Japan Airlines and Japan Air System integrated their operations Wednesday under a new holding company dubbed Japan Airlines System Corp., becoming the sixth-largest airline group in the world in terms of passenger miles.

JAL President Isao Kaneko became president and chief executive officer of the new holding company the same day.

The presidents of both carriers greeted passengers at boarding gates at Tokyo’s Haneda airport, passing out commemorative gifts. They were assisted by flight attendants decked out in throwback uniforms.

“We will work so that we do not lose to the speed of the times, nor forget the need to give (the job) our best,” Kaneko said.

Japan Airlines System was listed Tuesday on the first sections of the Tokyo Stock Exchange, the Osaka Securities Exchange and the Nagoya Stock Exchange.

The holding company is capitalized at 100 billion yen and has a workforce of 122. The Mizuho Financial Group is its largest stockholder, followed by Tokyu Corp., which was the top JAS shareholder.

JAL has a large network of international routes but has not done well in the domestic market, where rival All Nippon Airways has a dominant share.

By integrating its operations with JAS, which has a large domestic web, JAL hopes to compete domestically with ANA on an equal footing and boost its profits.

In the first phase of their management integration, JAL and JAS will maintain their current flight services, becoming subsidiaries of Japan Airlines System.

But JAS Sales, a new company formed under the new holding firm, has taken over their ticket sales.

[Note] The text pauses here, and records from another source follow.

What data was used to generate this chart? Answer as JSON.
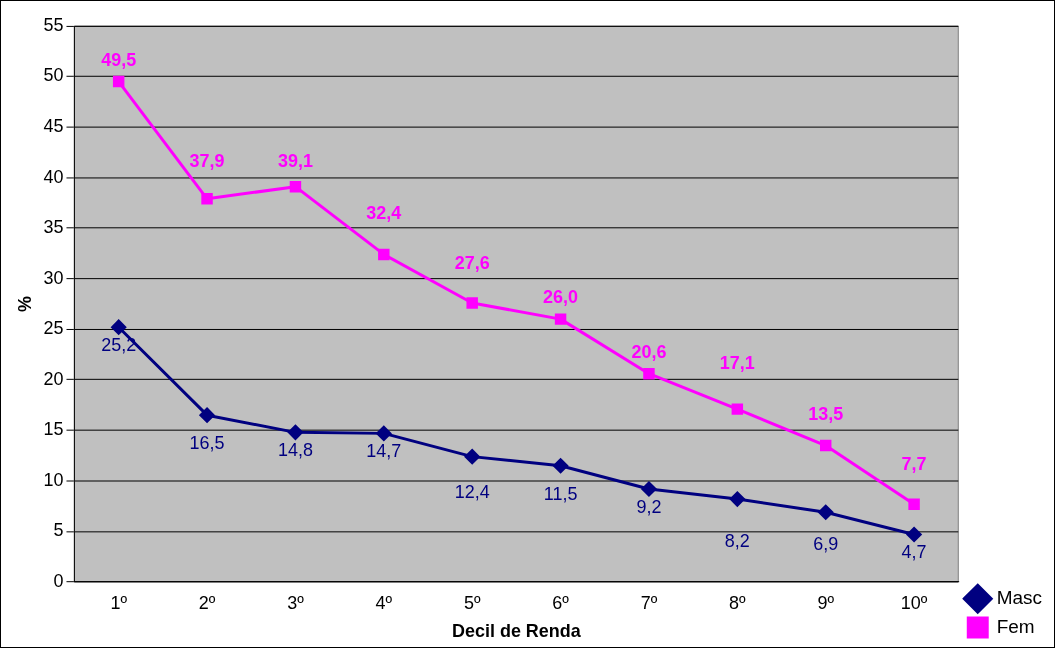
{
  "chart_data": {
    "type": "line",
    "xlabel": "Decil de Renda",
    "ylabel": "%",
    "categories": [
      "1º",
      "2º",
      "3º",
      "4º",
      "5º",
      "6º",
      "7º",
      "8º",
      "9º",
      "10º"
    ],
    "series": [
      {
        "name": "Masc",
        "color": "#000080",
        "marker": "diamond",
        "values": [
          25.2,
          16.5,
          14.8,
          14.7,
          12.4,
          11.5,
          9.2,
          8.2,
          6.9,
          4.7
        ],
        "value_labels": [
          "25,2",
          "16,5",
          "14,8",
          "14,7",
          "12,4",
          "11,5",
          "9,2",
          "8,2",
          "6,9",
          "4,7"
        ]
      },
      {
        "name": "Fem",
        "color": "#ff00ff",
        "marker": "square",
        "values": [
          49.5,
          37.9,
          39.1,
          32.4,
          27.6,
          26.0,
          20.6,
          17.1,
          13.5,
          7.7
        ],
        "value_labels": [
          "49,5",
          "37,9",
          "39,1",
          "32,4",
          "27,6",
          "26,0",
          "20,6",
          "17,1",
          "13,5",
          "7,7"
        ]
      }
    ],
    "ylim": [
      0,
      55
    ],
    "yticks": [
      0,
      5,
      10,
      15,
      20,
      25,
      30,
      35,
      40,
      45,
      50,
      55
    ],
    "grid": "y",
    "legend": "bottom right",
    "line_style": "solid"
  }
}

The carriers have also set up a system that allows customers to book flights on either airline at their reservation centers.

In the second integration phase, beginning in April 2004, the two companies will completely merge their operations into three group firms.

These will be Japan Airlines International Co., which will run international flights; Japan Airlines Domestic Co., which will operate domestic flights; and Japan Airlines Cargo Co.

By then, the carriers hope to have integrated their computer systems for handling seat reservations and issuing tickets.